裝好了車,捆綁起來,還蓋上了幔布,之後趙德財一擺手,眾人推著車子朝小巷子的夜色中走去。
阿龍和薑老伯將密室的門關好,還見一些殘磚斷木的雜物堆在了門口處,恢複了火災後的雜亂局麵。
看著看不出有密室的樣子,薑老伯才放心的背著祖上的像,和陳雲、阿龍朝大宅院走去。
將一千四百二十八罐水粉全部搬進大宅院的屋子時,已是天亮。
陳雲看著阿龍和趙德財,有些心疼,這二位兄弟各個能幹,若不是作坊被惡人焚燒,他二人這會怕是還在熟睡,真是難為他們了。
“縣令大人,去歇息吧,天馬上就亮了。”在阿龍眼裏,縣令大人陳雲雖料事如神,可他畢竟是當頭的人。
趙德財也在勸說陳雲去歇息,陳雲還是笑笑,道:“不想睡,心情不美,薑老伯的家被毀了,都是本縣令的過失,好在無人員傷亡。”
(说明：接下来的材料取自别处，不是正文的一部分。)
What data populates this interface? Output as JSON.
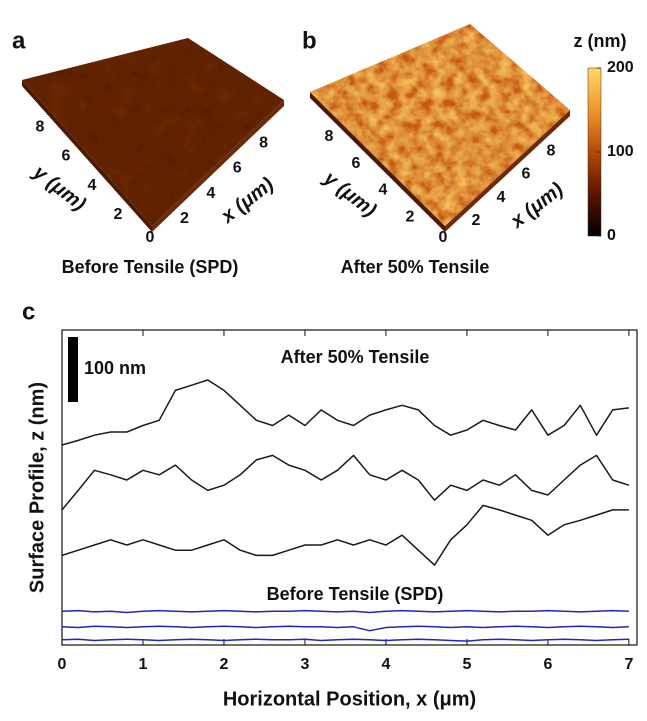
{
  "panels": [
    {
      "label": "a",
      "caption": "Before Tensile (SPD)",
      "caption_color": "#2424b8",
      "x_axis_label": "x (μm)",
      "y_axis_label": "y (μm)",
      "origin_tick": 0,
      "x_ticks": [
        2,
        4,
        6,
        8
      ],
      "y_ticks": [
        2,
        4,
        6,
        8
      ],
      "rough": false
    },
    {
      "label": "b",
      "caption": "After 50% Tensile",
      "caption_color": "#111111",
      "x_axis_label": "x (μm)",
      "y_axis_label": "y (μm)",
      "origin_tick": 0,
      "x_ticks": [
        2,
        4,
        6,
        8
      ],
      "y_ticks": [
        2,
        4,
        6,
        8
      ],
      "rough": true
    }
  ],
  "colorbar": {
    "title": "z (nm)",
    "lim": [
      0,
      200
    ],
    "ticks": [
      0,
      100,
      200
    ],
    "colors": [
      "#000000",
      "#5a1400",
      "#b34a08",
      "#f0962a",
      "#ffd86a"
    ]
  },
  "chart_data": {
    "type": "line",
    "label": "c",
    "xlabel": "Horizontal Position, x  (μm)",
    "ylabel": "Surface Profile, z (nm)",
    "x": [
      0,
      0.2,
      0.4,
      0.6,
      0.8,
      1.0,
      1.2,
      1.4,
      1.6,
      1.8,
      2.0,
      2.2,
      2.4,
      2.6,
      2.8,
      3.0,
      3.2,
      3.4,
      3.6,
      3.8,
      4.0,
      4.2,
      4.4,
      4.6,
      4.8,
      5.0,
      5.2,
      5.4,
      5.6,
      5.8,
      6.0,
      6.2,
      6.4,
      6.6,
      6.8,
      7.0
    ],
    "xlim": [
      0,
      7.1
    ],
    "xticks": [
      0,
      1,
      2,
      3,
      4,
      5,
      6,
      7
    ],
    "ylim": [
      0,
      485
    ],
    "grid": false,
    "scale_bar": {
      "value": 100,
      "label": "100 nm"
    },
    "annotations": [
      {
        "text": "After 50% Tensile",
        "color": "#111111"
      },
      {
        "text": "Before Tensile (SPD)",
        "color": "#2424b8"
      }
    ],
    "series": [
      {
        "color": "#1a1a1a",
        "values": [
          308,
          315,
          323,
          328,
          328,
          338,
          346,
          392,
          400,
          408,
          392,
          369,
          346,
          338,
          354,
          338,
          362,
          346,
          338,
          354,
          362,
          369,
          362,
          338,
          323,
          331,
          346,
          338,
          331,
          362,
          323,
          338,
          369,
          323,
          362,
          365
        ]
      },
      {
        "color": "#1a1a1a",
        "values": [
          208,
          238,
          269,
          262,
          254,
          269,
          262,
          277,
          254,
          238,
          246,
          262,
          285,
          292,
          277,
          269,
          254,
          269,
          292,
          262,
          254,
          269,
          254,
          223,
          246,
          238,
          254,
          246,
          262,
          238,
          231,
          254,
          277,
          292,
          254,
          246
        ]
      },
      {
        "color": "#1a1a1a",
        "values": [
          138,
          146,
          154,
          162,
          154,
          162,
          154,
          146,
          146,
          154,
          162,
          146,
          138,
          138,
          146,
          154,
          154,
          162,
          154,
          162,
          154,
          169,
          146,
          123,
          162,
          185,
          215,
          208,
          200,
          192,
          169,
          185,
          192,
          200,
          208,
          208
        ]
      },
      {
        "color": "#2424b8",
        "values": [
          52,
          53,
          51,
          52,
          50,
          52,
          53,
          52,
          51,
          52,
          53,
          52,
          51,
          52,
          52,
          53,
          52,
          51,
          52,
          50,
          52,
          53,
          52,
          51,
          52,
          53,
          52,
          51,
          52,
          52,
          53,
          52,
          51,
          52,
          53,
          52
        ]
      },
      {
        "color": "#2424b8",
        "values": [
          28,
          27,
          29,
          28,
          27,
          28,
          29,
          28,
          27,
          28,
          29,
          28,
          27,
          28,
          29,
          28,
          28,
          27,
          28,
          22,
          27,
          28,
          29,
          28,
          27,
          28,
          27,
          28,
          29,
          28,
          27,
          28,
          29,
          28,
          27,
          28
        ]
      },
      {
        "color": "#2424b8",
        "values": [
          8,
          9,
          7,
          8,
          9,
          8,
          7,
          8,
          9,
          8,
          7,
          8,
          9,
          8,
          8,
          9,
          7,
          8,
          9,
          8,
          7,
          8,
          9,
          8,
          7,
          6,
          8,
          9,
          8,
          7,
          8,
          9,
          8,
          7,
          8,
          9
        ]
      }
    ]
  }
}
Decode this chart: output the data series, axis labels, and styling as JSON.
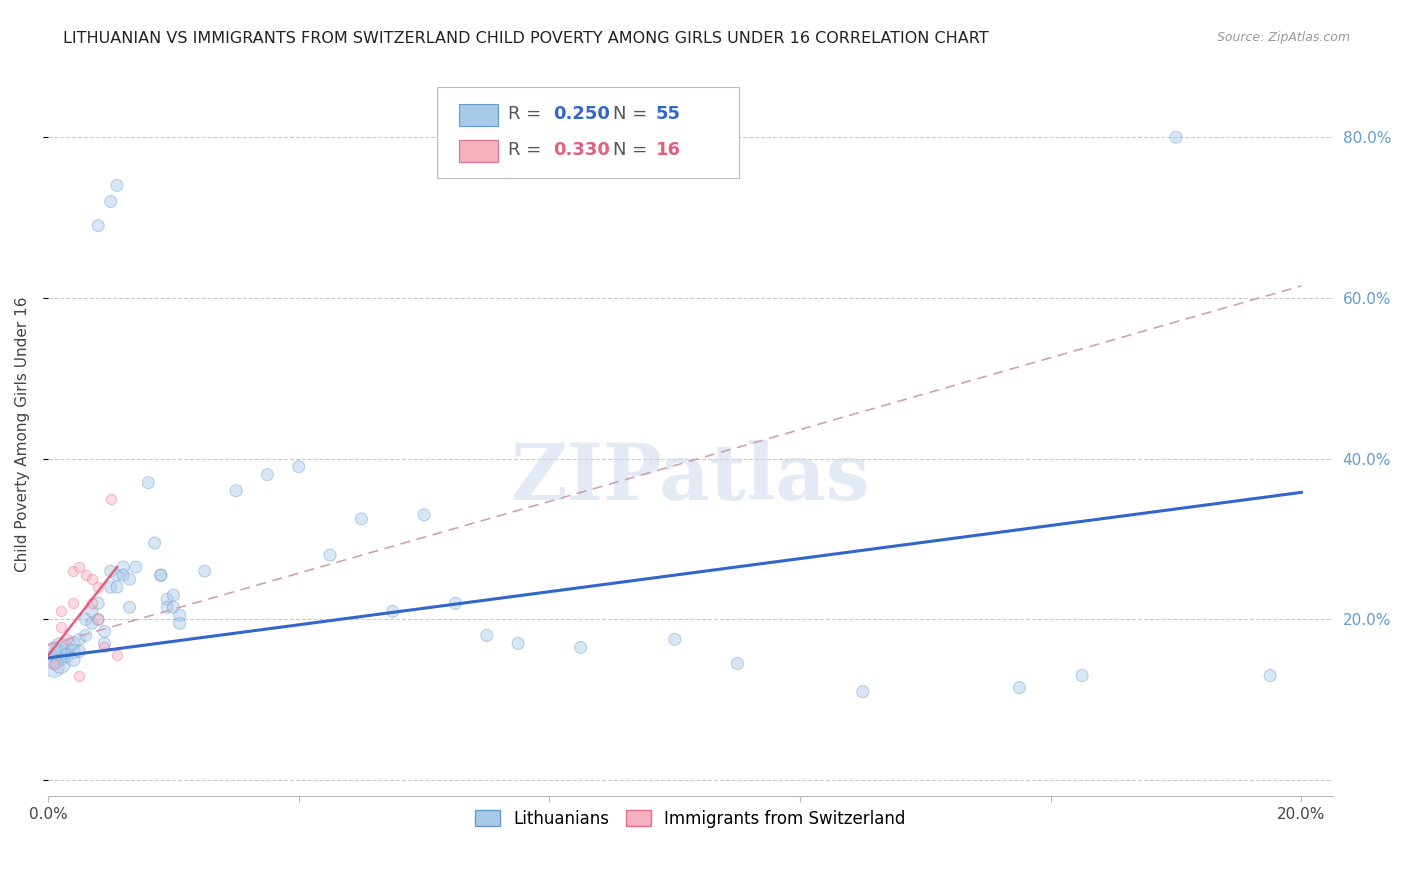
{
  "title": "LITHUANIAN VS IMMIGRANTS FROM SWITZERLAND CHILD POVERTY AMONG GIRLS UNDER 16 CORRELATION CHART",
  "source": "Source: ZipAtlas.com",
  "ylabel": "Child Poverty Among Girls Under 16",
  "xlim": [
    0.0,
    0.205
  ],
  "ylim": [
    -0.02,
    0.88
  ],
  "xticks": [
    0.0,
    0.04,
    0.08,
    0.12,
    0.16,
    0.2
  ],
  "yticks": [
    0.0,
    0.2,
    0.4,
    0.6,
    0.8
  ],
  "ytick_labels_right": [
    "",
    "20.0%",
    "40.0%",
    "60.0%",
    "80.0%"
  ],
  "xtick_labels": [
    "0.0%",
    "",
    "",
    "",
    "",
    "20.0%"
  ],
  "blue_scatter": [
    [
      0.001,
      0.16
    ],
    [
      0.001,
      0.15
    ],
    [
      0.001,
      0.14
    ],
    [
      0.002,
      0.165
    ],
    [
      0.002,
      0.155
    ],
    [
      0.002,
      0.145
    ],
    [
      0.003,
      0.165
    ],
    [
      0.003,
      0.155
    ],
    [
      0.004,
      0.17
    ],
    [
      0.004,
      0.16
    ],
    [
      0.004,
      0.15
    ],
    [
      0.005,
      0.175
    ],
    [
      0.005,
      0.16
    ],
    [
      0.006,
      0.18
    ],
    [
      0.006,
      0.2
    ],
    [
      0.007,
      0.21
    ],
    [
      0.007,
      0.195
    ],
    [
      0.008,
      0.22
    ],
    [
      0.008,
      0.2
    ],
    [
      0.009,
      0.185
    ],
    [
      0.009,
      0.17
    ],
    [
      0.01,
      0.26
    ],
    [
      0.01,
      0.24
    ],
    [
      0.011,
      0.255
    ],
    [
      0.011,
      0.24
    ],
    [
      0.012,
      0.265
    ],
    [
      0.012,
      0.255
    ],
    [
      0.013,
      0.25
    ],
    [
      0.013,
      0.215
    ],
    [
      0.014,
      0.265
    ],
    [
      0.016,
      0.37
    ],
    [
      0.017,
      0.295
    ],
    [
      0.018,
      0.255
    ],
    [
      0.018,
      0.255
    ],
    [
      0.019,
      0.225
    ],
    [
      0.019,
      0.215
    ],
    [
      0.02,
      0.23
    ],
    [
      0.02,
      0.215
    ],
    [
      0.021,
      0.205
    ],
    [
      0.021,
      0.195
    ],
    [
      0.025,
      0.26
    ],
    [
      0.03,
      0.36
    ],
    [
      0.035,
      0.38
    ],
    [
      0.04,
      0.39
    ],
    [
      0.045,
      0.28
    ],
    [
      0.05,
      0.325
    ],
    [
      0.055,
      0.21
    ],
    [
      0.06,
      0.33
    ],
    [
      0.065,
      0.22
    ],
    [
      0.07,
      0.18
    ],
    [
      0.075,
      0.17
    ],
    [
      0.085,
      0.165
    ],
    [
      0.1,
      0.175
    ],
    [
      0.11,
      0.145
    ],
    [
      0.13,
      0.11
    ],
    [
      0.155,
      0.115
    ],
    [
      0.165,
      0.13
    ],
    [
      0.008,
      0.69
    ],
    [
      0.01,
      0.72
    ],
    [
      0.011,
      0.74
    ],
    [
      0.18,
      0.8
    ],
    [
      0.195,
      0.13
    ]
  ],
  "pink_scatter": [
    [
      0.001,
      0.145
    ],
    [
      0.002,
      0.19
    ],
    [
      0.002,
      0.21
    ],
    [
      0.003,
      0.175
    ],
    [
      0.004,
      0.22
    ],
    [
      0.004,
      0.26
    ],
    [
      0.005,
      0.265
    ],
    [
      0.006,
      0.255
    ],
    [
      0.007,
      0.25
    ],
    [
      0.007,
      0.22
    ],
    [
      0.008,
      0.24
    ],
    [
      0.008,
      0.2
    ],
    [
      0.009,
      0.165
    ],
    [
      0.01,
      0.35
    ],
    [
      0.011,
      0.155
    ],
    [
      0.005,
      0.13
    ]
  ],
  "blue_line": {
    "x0": 0.0,
    "y0": 0.152,
    "x1": 0.2,
    "y1": 0.358
  },
  "pink_solid_line": {
    "x0": 0.0,
    "y0": 0.155,
    "x1": 0.011,
    "y1": 0.265
  },
  "pink_dash_line": {
    "x0": 0.0,
    "y0": 0.168,
    "x1": 0.2,
    "y1": 0.615
  },
  "watermark_text": "ZIPatlas",
  "scatter_size_blue": 75,
  "scatter_size_pink": 55,
  "scatter_alpha": 0.45,
  "grid_color": "#cccccc",
  "bg_color": "#ffffff",
  "blue_color": "#a8c8e8",
  "blue_edge": "#6699cc",
  "pink_color": "#f5b0c0",
  "pink_edge": "#e07090",
  "blue_line_color": "#3366cc",
  "pink_solid_color": "#e06080",
  "pink_dash_color": "#d0a0b0",
  "right_tick_color": "#6699cc",
  "title_fontsize": 11.5,
  "source_fontsize": 9,
  "axis_fontsize": 11
}
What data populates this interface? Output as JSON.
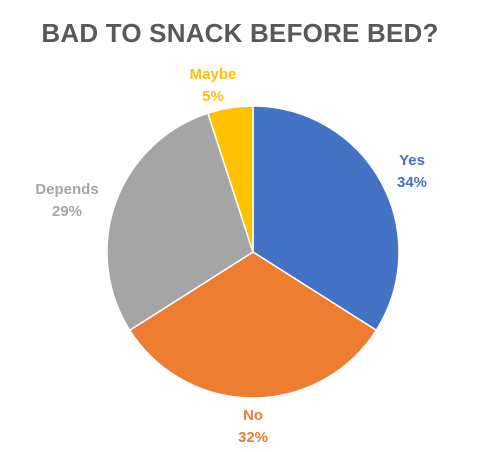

“縣令大人,那賊人功夫不素,顯是訓練有素,他們是蓄謀已久的,匠人師傅們無有傷亡,看來賊人本意隻是毀了作坊。”阿龍道。
“看吧,若本官沒有說錯,明日‘望月樓’、‘萬香樓’和‘女紅坊’必是有大動作,他們搞掉了我花間坊的作坊,可是高興的夢中都要笑醒了。”
陳雲說著,還是看著阿龍和趙德財二人,莞爾一笑。
二人不解,為何作坊沒了,陳雲不生氣,反而還笑了,難道他真的是個不知道難過的人?
“明日我可派兄弟們去幾家水粉店打探情況,回來向縣令大人和馬兄報告便是。他們果真是下三濫,用這種卑劣的手段,卻全然不考慮那些匠人師傅們的吃飯生計。”
趙德財的話說的硬氣,陳雲聽著也是在思索天亮以後的事,阿龍卻在想著火災現場那位蒙麵人的功夫。
難道這人會不會與錢老爺那邊有關係,不然他怎麽一直都對我們一種隔岸觀火的態度?